Vue sur le massif de l'Isalo depuis mon bungalow
Vue sur le massif de l’Isalo depuis mon bungalow. Les bidons, c’est pour la douche !

Étant du genre assez contemplatif, buller paisiblement devant de beaux paysages, je sais faire. Mais j’ai tout de même une soi-disant réputation à tenir. Je pars donc à l’aventure dans la brousse pour me frotter à la faune locale. Environ 80 % de la faune à Madagascar est endémique, donc c’est assurément la destination pour se lancer tête baissée dans la savane à la rencontre des bébêtes sans doute les plus improbables qu’il soit. Ça, c’est la théorie, car en pratique, alors que je sirote paisiblement une bière assis allongé dans un hamac, un caméléon vient de lui-même me faire un petit coucou. Si on peut en plus prendre des photos sympas tout en jouant au feignant, pourquoi s’en priver ? Après tout, je suis tout de même en vacances non ?
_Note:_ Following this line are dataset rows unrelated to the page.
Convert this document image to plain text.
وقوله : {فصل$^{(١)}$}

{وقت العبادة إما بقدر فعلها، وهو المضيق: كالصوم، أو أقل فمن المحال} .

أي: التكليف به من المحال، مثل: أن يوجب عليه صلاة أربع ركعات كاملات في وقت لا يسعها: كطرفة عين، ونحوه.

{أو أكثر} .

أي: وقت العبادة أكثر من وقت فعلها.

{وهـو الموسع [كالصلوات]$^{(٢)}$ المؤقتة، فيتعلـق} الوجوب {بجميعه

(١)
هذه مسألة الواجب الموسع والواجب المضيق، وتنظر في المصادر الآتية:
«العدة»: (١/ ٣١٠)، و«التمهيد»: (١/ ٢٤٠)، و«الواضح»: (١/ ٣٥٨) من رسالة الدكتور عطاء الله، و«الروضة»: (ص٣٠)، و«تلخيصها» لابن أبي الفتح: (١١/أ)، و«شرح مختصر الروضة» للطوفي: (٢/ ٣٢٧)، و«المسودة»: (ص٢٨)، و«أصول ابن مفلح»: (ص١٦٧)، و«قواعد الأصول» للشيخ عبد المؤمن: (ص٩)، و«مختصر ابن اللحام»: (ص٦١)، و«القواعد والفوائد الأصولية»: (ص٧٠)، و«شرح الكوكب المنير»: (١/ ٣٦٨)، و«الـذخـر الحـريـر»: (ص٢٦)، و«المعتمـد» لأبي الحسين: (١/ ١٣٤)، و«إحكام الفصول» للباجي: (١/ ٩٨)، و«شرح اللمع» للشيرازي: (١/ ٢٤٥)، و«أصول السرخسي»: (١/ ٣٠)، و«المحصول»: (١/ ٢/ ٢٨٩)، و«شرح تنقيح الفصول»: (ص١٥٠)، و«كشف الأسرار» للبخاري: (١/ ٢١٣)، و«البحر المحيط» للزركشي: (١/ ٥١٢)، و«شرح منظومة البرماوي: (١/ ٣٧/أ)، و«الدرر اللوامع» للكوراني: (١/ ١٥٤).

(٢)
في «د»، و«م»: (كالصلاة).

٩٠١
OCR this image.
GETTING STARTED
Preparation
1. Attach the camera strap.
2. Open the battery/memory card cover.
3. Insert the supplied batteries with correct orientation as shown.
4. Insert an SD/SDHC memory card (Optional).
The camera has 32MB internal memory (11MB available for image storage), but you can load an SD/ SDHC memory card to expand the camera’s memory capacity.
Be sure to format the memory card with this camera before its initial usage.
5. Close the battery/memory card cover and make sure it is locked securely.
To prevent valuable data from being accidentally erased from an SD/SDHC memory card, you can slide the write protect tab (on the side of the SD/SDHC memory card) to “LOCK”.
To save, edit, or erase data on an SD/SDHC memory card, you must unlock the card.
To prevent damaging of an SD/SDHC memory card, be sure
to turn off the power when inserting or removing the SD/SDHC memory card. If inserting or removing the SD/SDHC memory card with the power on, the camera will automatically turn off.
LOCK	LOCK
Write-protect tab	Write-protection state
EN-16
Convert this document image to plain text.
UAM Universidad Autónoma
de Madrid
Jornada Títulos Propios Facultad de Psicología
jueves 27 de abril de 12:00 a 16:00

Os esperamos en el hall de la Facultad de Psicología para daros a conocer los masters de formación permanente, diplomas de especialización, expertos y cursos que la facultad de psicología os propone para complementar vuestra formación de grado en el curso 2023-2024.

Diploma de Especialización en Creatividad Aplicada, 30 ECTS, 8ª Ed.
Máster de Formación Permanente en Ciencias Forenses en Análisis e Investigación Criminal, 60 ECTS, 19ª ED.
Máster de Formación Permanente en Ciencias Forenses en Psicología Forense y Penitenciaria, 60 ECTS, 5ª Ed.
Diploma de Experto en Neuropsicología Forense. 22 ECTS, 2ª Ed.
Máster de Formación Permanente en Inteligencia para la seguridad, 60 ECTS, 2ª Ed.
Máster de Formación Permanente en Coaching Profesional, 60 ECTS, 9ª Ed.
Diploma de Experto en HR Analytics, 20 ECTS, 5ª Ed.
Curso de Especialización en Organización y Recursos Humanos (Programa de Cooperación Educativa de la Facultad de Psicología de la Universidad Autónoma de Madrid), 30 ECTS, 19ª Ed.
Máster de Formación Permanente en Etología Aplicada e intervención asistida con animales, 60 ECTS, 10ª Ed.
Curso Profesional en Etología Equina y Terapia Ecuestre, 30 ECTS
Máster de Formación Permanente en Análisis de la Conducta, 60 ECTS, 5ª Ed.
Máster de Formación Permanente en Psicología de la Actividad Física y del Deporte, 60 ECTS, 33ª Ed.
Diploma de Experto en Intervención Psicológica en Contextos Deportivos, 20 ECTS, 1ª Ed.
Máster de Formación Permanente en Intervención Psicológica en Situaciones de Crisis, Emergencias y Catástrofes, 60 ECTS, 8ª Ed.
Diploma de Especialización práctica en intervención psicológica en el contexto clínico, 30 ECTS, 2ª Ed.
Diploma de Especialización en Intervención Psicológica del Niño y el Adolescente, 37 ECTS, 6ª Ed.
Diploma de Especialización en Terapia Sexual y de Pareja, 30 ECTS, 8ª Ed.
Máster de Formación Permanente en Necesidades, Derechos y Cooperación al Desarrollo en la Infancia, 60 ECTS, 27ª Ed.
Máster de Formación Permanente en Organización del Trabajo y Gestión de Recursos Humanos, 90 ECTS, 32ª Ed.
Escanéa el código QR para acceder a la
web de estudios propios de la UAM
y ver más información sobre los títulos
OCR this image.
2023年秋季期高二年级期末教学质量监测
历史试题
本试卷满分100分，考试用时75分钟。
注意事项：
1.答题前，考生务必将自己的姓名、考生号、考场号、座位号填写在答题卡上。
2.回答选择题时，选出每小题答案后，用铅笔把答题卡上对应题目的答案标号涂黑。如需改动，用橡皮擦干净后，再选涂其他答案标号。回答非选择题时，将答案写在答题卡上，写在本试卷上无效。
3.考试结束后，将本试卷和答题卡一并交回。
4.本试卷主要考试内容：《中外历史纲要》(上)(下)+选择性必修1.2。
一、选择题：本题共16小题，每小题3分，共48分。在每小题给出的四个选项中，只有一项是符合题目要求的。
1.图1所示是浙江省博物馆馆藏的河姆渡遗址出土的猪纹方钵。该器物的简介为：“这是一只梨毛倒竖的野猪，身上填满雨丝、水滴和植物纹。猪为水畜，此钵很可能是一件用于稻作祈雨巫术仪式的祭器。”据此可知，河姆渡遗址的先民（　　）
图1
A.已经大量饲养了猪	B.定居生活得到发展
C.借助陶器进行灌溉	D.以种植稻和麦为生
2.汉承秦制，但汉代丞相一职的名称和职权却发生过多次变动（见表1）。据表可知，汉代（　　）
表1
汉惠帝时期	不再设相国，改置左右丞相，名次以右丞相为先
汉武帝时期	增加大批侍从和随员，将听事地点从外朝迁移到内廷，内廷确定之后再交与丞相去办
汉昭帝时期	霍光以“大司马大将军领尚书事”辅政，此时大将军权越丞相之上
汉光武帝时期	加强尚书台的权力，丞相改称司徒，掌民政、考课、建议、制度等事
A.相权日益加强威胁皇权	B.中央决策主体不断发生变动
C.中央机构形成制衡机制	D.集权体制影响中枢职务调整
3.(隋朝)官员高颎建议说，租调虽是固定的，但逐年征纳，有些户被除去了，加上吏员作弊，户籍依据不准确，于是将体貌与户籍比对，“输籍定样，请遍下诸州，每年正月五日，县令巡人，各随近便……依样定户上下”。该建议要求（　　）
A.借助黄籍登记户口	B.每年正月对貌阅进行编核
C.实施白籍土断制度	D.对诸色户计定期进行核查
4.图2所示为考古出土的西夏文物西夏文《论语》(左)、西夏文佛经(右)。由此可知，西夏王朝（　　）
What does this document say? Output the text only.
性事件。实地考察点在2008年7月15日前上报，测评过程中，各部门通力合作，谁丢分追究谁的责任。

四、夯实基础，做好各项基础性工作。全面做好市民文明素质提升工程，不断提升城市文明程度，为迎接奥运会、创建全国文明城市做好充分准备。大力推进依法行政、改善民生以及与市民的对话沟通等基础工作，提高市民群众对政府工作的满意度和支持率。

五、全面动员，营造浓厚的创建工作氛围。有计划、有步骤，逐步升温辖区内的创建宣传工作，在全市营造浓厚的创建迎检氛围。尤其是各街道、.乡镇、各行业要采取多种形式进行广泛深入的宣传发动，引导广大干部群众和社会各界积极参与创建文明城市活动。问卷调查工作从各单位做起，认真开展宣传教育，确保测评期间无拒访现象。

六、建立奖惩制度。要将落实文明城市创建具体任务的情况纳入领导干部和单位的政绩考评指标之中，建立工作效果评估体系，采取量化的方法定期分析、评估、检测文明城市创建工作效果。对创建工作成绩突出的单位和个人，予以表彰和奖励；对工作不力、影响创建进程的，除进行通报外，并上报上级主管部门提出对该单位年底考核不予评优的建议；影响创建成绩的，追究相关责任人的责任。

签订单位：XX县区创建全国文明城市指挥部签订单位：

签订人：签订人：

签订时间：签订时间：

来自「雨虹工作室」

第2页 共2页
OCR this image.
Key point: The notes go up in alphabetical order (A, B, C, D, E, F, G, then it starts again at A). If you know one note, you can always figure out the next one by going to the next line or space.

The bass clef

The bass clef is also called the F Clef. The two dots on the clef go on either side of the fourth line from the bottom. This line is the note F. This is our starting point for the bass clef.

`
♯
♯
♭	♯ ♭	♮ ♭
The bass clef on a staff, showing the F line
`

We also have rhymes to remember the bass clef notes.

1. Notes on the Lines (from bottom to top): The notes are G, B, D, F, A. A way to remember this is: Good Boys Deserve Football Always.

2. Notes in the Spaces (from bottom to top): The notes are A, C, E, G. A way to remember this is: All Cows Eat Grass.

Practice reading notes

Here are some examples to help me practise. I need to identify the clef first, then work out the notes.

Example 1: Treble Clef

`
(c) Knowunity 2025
Un caméléon qui passait pas là
Un caméléon qui passait pas là

La visite du parc de l’Isalo

Le parc national de l’Isalo ne peut pas se visiter seul. Le guide est obligatoire. Le mien n’était pas forcément le meilleur que mes pas aient croisé à Madagascar. On ne peut pas dire qu’il débordait d’un enthousiasme à tout fendre, mais on s’est tout de même bien entendu. Au début du parcours, nous nous élevons d’abord sur le plateau jusqu’à arriver au bord de l’escarpement. La vue de là sur la plaine environnante est à proprement parler enivrante.

Parc de l'Isalo

À vrai dire, c’est même à me demander si je ne vais pas juste rester là, expliquer au guide que finalement, on ne va pas plus loin. Devant ce genre de paysage, je peux sincèrement rester des heures. Les photos, ça laisse de jolis souvenirs, mais imprimer sa rétine de ce spectacle, humer l’air, regarder survoler les oiseaux, puis fermer les yeux et les rouvrir à nouveau pour s’assurer qu’on ne rêve pas, c’est ça qui laisse de vrais souvenirs. Le mode, en voyage, j’avance au pas de course pour en voir un maximum, restera décidément pour moi un éternel mystère.

Mais avançons tout de même un peu, car force est de reconnaître qu’à l’intérieur du parc, ça n’est pas dégueu non plus. Par endroits, on se croirait pour ainsi dire face à une version miniature du Grand Canyon ou quelque chose comme ça.

Parc de l'Isalo

La roche par endroits est très étrange, très rouge. Elle est également très fragile et friable. Mais le plus étrange, c’est que hormis une élégance certaine qui ne manquera sans doute pas de vous faire de l’œil, cette roche est sonore. Frapper certaines cavités produit en effet un son métallique pour le moins surprenant. On imagine déjà un ensemble de percussionnistes qui s’installeraient là pour un concert improvisé sous les étoiles. La roche très fragile ne s’en remettrait sans doute pas, mais l’idée a ce côté incongru qui n’est pas pour me déplaire.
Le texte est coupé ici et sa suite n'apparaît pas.